Consider the following problem.
A particle takes discrete steps $\sigma_1, \sigma_2, \sigma_3, \ldots, \sigma_n$ which take on values $+1$ or $-1$. However, $P(\sigma_i = +1) = p$ if $i$ is odd and $1-p$ if $i$ is even. Equivalently, $P(\sigma_i=-1)$ will be $1-p$ if $i$ is odd and $p$ if $i$ is even.
I am looking for the PMF of $M_n = \sigma_1 + \sigma_2 + \ldots + \sigma_n$. For large $n$ the solution using the central limit theorem is quite straightforward says that $M\sim N(0,n)$, a normal with zero mean and variance $n$.
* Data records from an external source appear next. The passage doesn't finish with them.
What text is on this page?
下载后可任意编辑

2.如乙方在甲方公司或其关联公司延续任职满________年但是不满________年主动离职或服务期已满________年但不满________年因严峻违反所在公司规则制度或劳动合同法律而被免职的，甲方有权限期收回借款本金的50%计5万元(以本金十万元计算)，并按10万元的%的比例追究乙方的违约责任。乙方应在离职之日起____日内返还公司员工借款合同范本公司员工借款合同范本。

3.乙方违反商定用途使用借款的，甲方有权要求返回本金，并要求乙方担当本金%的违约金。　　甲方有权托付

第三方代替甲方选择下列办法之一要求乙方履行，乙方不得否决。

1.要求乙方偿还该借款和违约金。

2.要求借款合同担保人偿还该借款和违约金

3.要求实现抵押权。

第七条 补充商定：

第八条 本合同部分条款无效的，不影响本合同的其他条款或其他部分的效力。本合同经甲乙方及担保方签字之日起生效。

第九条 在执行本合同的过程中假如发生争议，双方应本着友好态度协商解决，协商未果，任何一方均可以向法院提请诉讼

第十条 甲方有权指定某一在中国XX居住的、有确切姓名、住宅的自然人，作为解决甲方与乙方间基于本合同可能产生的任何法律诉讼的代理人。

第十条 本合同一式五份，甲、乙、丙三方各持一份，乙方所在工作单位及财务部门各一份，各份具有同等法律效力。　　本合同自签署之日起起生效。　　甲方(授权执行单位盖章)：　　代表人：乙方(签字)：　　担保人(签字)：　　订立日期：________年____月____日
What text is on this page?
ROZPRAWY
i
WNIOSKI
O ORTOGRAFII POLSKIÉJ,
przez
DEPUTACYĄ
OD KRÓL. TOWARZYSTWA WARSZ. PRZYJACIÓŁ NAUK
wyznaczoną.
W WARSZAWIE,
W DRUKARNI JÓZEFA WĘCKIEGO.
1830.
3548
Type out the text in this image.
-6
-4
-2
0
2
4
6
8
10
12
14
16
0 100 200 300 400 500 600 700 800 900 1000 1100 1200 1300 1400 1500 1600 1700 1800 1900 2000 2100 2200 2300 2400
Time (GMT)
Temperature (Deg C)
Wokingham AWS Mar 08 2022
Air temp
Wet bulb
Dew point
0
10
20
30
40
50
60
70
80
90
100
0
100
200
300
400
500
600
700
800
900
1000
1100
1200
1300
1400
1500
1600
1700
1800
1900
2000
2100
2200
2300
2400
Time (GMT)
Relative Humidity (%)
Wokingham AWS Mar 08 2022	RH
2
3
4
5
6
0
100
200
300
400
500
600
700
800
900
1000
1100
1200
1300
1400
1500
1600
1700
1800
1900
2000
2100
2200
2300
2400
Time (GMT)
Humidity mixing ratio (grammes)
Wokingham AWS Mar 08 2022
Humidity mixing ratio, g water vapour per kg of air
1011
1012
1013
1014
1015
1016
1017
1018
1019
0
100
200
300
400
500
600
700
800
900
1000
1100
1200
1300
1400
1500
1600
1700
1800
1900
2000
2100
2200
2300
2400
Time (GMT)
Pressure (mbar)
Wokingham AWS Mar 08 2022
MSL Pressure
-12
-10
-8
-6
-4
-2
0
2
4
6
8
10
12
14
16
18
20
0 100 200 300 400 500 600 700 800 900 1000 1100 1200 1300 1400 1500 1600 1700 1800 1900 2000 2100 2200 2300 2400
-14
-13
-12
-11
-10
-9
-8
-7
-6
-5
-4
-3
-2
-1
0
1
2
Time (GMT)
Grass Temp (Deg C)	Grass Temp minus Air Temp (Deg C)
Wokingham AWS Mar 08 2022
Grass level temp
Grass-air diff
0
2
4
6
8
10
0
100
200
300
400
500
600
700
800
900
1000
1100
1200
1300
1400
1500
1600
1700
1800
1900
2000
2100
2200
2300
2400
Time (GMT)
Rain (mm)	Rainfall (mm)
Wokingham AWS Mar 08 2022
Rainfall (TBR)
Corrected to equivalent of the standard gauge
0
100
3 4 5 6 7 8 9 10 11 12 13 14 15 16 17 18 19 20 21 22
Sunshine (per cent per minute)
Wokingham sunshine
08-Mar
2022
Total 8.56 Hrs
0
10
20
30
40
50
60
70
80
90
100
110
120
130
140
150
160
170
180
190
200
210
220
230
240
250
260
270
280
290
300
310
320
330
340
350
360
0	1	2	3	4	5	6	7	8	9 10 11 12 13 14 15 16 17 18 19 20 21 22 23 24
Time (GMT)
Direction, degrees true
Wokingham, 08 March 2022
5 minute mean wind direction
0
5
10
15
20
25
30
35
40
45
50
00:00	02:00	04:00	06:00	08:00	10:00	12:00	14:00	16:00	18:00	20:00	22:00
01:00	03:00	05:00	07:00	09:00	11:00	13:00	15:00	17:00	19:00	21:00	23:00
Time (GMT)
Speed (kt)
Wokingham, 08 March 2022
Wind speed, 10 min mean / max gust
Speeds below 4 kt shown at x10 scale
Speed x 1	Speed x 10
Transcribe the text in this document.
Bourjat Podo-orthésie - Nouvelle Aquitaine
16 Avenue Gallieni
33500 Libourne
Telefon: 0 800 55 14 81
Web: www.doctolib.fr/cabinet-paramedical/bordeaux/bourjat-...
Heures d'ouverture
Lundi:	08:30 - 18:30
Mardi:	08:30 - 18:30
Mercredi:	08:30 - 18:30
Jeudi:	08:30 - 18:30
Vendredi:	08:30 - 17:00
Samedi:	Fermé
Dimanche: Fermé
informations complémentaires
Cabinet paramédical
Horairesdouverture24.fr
However, I am stuck at trying to find a solution for arbitrary n. So far, what I have tried is: write $M_n = M_o+ M_e$. For these M's I can compute their PMF, which is equivalent to the usual random walk. So let $n_o = n - Floor(n/2)$ and $n_e = Floor(n/2)$. Then, if $q=1-p$,
\begin{equation} P_{n_o}(M_o = m_o) = \binom{n_o}{\frac{n_o+m_o}{2}} p^{\frac{n_o+m_o}{2}} q^{\frac{n_o-m_o}{2}} \end{equation}
\begin{equation} P_{n_e}(M_e = m_e) = \binom{n_e}{\frac{n_e+m_e}{2}} q^{\frac{n_e+m_e}{2}} p^{\frac{n_e-m_e}{2}} \end{equation}
But now I would have to convolve these two PMFs, something which I have no idea how to do. I am not even sure this is a good approach (it sure is a messy one). Anyone has any idea to share?